Tal vez fue por la ventana abierta, salió volando en un suspiro y buscó un artista en el que posarse. Pero en mí ya no está. Me ha abandonado a mi
suerte con el ordenador delante y las teclas como enemigas. Las acaricio y siento
su tacto, pienso que si paseo las yemas de mis dedos sobre ellas mis manos se pondrán
a escribir solas un relato con o sin
sentido. Pero no es así.
Tampoco ha funcionado escuchar
música, la verdad es que eso nunca me ayuda. Las notas me enredan mientras
forman acordes y bailo en su pentagrama en vez de concentrarme en la página en
blanco. Son dos actividades que sólo pueden convivir si una prevalece de forma
muy evidente sobre la otra. Es decir, cuando estoy tan iluminada que no pararía
de redactar ni aunque un huracán arrollara mi casa. Todo se destruiría, pero
ahí quedaríamos nosotros tres: el ordenador, mi desatada imaginación y yo.
La siguiente opción es mirar a mi
alrededor. Pero poco pasa en esta revuelta tarde de junio. Los árboles se bambolean
obligados por el viento. La gente pasea, los niños ríen. El bar de enfrente
vive esplendoroso su mejor época, el verano. Momento en que decidimos bajar a
la calle y consumir refrescos, cañas, helados. El aire no aplaca este sublime
placer de quedar “a tomar algo”. Y menos en Zaragoza, si no te adaptas al
condenado cierzo mejor será que te mudes. La capital aragonesa podrá cambiar en
muchas cosas, pero él estará siempre ahí de testigo, haciendo que peinarse sea
una afición en vez de una obligación, porque para lo que te va a durar…
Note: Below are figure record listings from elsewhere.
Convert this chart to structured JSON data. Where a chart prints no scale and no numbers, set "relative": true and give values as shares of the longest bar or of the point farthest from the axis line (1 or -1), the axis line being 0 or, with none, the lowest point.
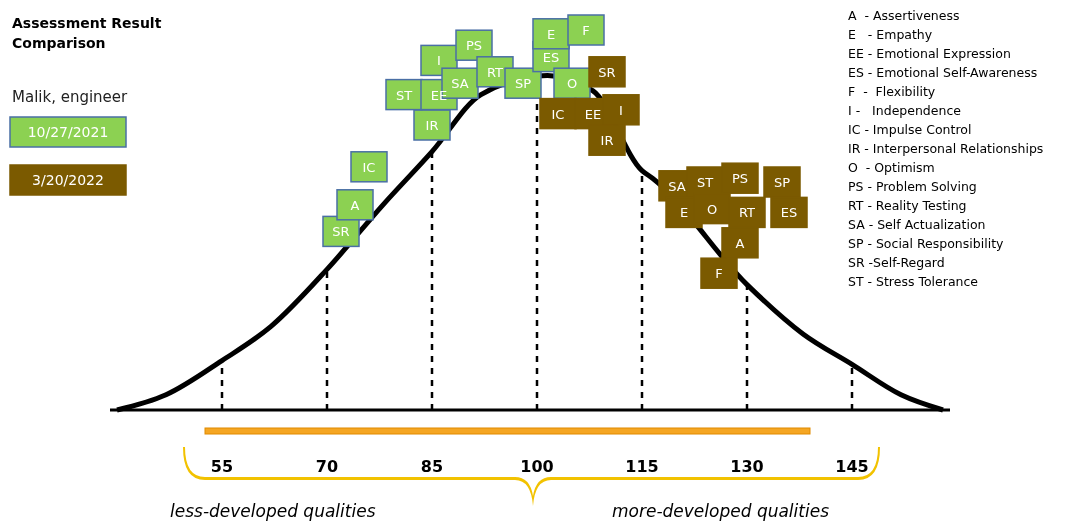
{
  "chart_data": {
    "type": "scatter",
    "title": "Assessment Result Comparison",
    "subtitle": "Malik, engineer",
    "relative": true,
    "xlim": [
      39,
      159
    ],
    "xticks": [
      55,
      70,
      85,
      100,
      115,
      130,
      145
    ],
    "marker": "square",
    "legend": "top left",
    "series": [
      {
        "type": "line",
        "marker": "none",
        "color": "#000000",
        "x": [
          40,
          47,
          55,
          62,
          70,
          78,
          85,
          92,
          101.5,
          108,
          115,
          116.5,
          130,
          138,
          145,
          152,
          158
        ],
        "values": [
          0,
          0.04,
          0.13,
          0.22,
          0.37,
          0.54,
          0.68,
          0.83,
          0.88,
          0.84,
          0.63,
          0.61,
          0.33,
          0.2,
          0.12,
          0.04,
          0
        ]
      },
      {
        "name": "10/27/2021",
        "color": "#8cd152",
        "x": [
          72,
          74,
          76,
          85,
          81,
          86,
          86,
          91,
          89,
          94,
          98,
          102,
          102,
          107,
          105
        ],
        "values": [
          0.47,
          0.54,
          0.64,
          0.75,
          0.83,
          0.83,
          0.92,
          0.96,
          0.86,
          0.89,
          0.86,
          0.93,
          0.99,
          1,
          0.86
        ]
      },
      {
        "name": "3/20/2022",
        "color": "#7b5a00",
        "x": [
          110,
          103,
          108,
          112,
          110,
          120,
          124,
          129,
          135,
          121,
          125,
          130,
          136,
          129,
          126
        ],
        "values": [
          0.89,
          0.78,
          0.78,
          0.79,
          0.71,
          0.59,
          0.6,
          0.61,
          0.6,
          0.52,
          0.53,
          0.52,
          0.52,
          0.44,
          0.36
        ]
      }
    ],
    "ref_lines": [
      {
        "axis": "x",
        "value": 55,
        "line_style": "dashed"
      },
      {
        "axis": "x",
        "value": 70,
        "line_style": "dashed"
      },
      {
        "axis": "x",
        "value": 85,
        "line_style": "dashed"
      },
      {
        "axis": "x",
        "value": 100,
        "line_style": "dashed"
      },
      {
        "axis": "x",
        "value": 115,
        "line_style": "dashed"
      },
      {
        "axis": "x",
        "value": 130,
        "line_style": "dashed"
      },
      {
        "axis": "x",
        "value": 145,
        "line_style": "dashed"
      }
    ],
    "annotations": [
      {
        "text": "SR",
        "x": 72,
        "y": 0.47
      },
      {
        "text": "A",
        "x": 74,
        "y": 0.54
      },
      {
        "text": "IC",
        "x": 76,
        "y": 0.64
      },
      {
        "text": "IR",
        "x": 85,
        "y": 0.75
      },
      {
        "text": "ST",
        "x": 81,
        "y": 0.83
      },
      {
        "text": "EE",
        "x": 86,
        "y": 0.83
      },
      {
        "text": "I",
        "x": 86,
        "y": 0.92
      },
      {
        "text": "PS",
        "x": 91,
        "y": 0.96
      },
      {
        "text": "SA",
        "x": 89,
        "y": 0.86
      },
      {
        "text": "RT",
        "x": 94,
        "y": 0.89
      },
      {
        "text": "SP",
        "x": 98,
        "y": 0.86
      },
      {
        "text": "ES",
        "x": 102,
        "y": 0.93
      },
      {
        "text": "E",
        "x": 102,
        "y": 0.99
      },
      {
        "text": "F",
        "x": 107,
        "y": 1
      },
      {
        "text": "O",
        "x": 105,
        "y": 0.86
      },
      {
        "text": "SR",
        "x": 110,
        "y": 0.89
      },
      {
        "text": "IC",
        "x": 103,
        "y": 0.78
      },
      {
        "text": "EE",
        "x": 108,
        "y": 0.78
      },
      {
        "text": "I",
        "x": 112,
        "y": 0.79
      },
      {
        "text": "IR",
        "x": 110,
        "y": 0.71
      },
      {
        "text": "SA",
        "x": 120,
        "y": 0.59
      },
      {
        "text": "ST",
        "x": 124,
        "y": 0.6
      },
      {
        "text": "PS",
        "x": 129,
        "y": 0.61
      },
      {
        "text": "SP",
        "x": 135,
        "y": 0.6
      },
      {
        "text": "E",
        "x": 121,
        "y": 0.52
      },
      {
        "text": "O",
        "x": 125,
        "y": 0.53
      },
      {
        "text": "RT",
        "x": 130,
        "y": 0.52
      },
      {
        "text": "ES",
        "x": 136,
        "y": 0.52
      },
      {
        "text": "A",
        "x": 129,
        "y": 0.44
      },
      {
        "text": "F",
        "x": 126,
        "y": 0.36
      },
      "A  - Assertiveness",
      "E   - Empathy",
      "EE - Emotional Expression",
      "ES - Emotional Self-Awareness",
      "F  -  Flexibility",
      "I -   Independence",
      "IC - Impulse Control",
      "IR - Interpersonal Relationships",
      "O  - Optimism",
      "PS - Problem Solving",
      "RT - Reality Testing",
      "SA - Self Actualization",
      "SP - Social Responsibility",
      "SR -Self-Regard",
      "ST - Stress Tolerance",
      "less-developed qualities",
      "more-developed qualities"
    ]
  }
}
Es posible que haya sido ese aire
el que se ha llevado a mis musas. ¿Dónde estarán? Quizá acompañen a un músico
obstinado en componer una pegadiza melodía. A una bailarina que trata de
superarse exigiéndose mucho más de lo que su cuerpo aguanta. A un científico, a
un inventor, a un soñador que quiere cambiar el mundo. Sea quien sea el que tenga mi inspiración, por favor, aprovéchala bien y, sobre todo, devuélvemela mañana.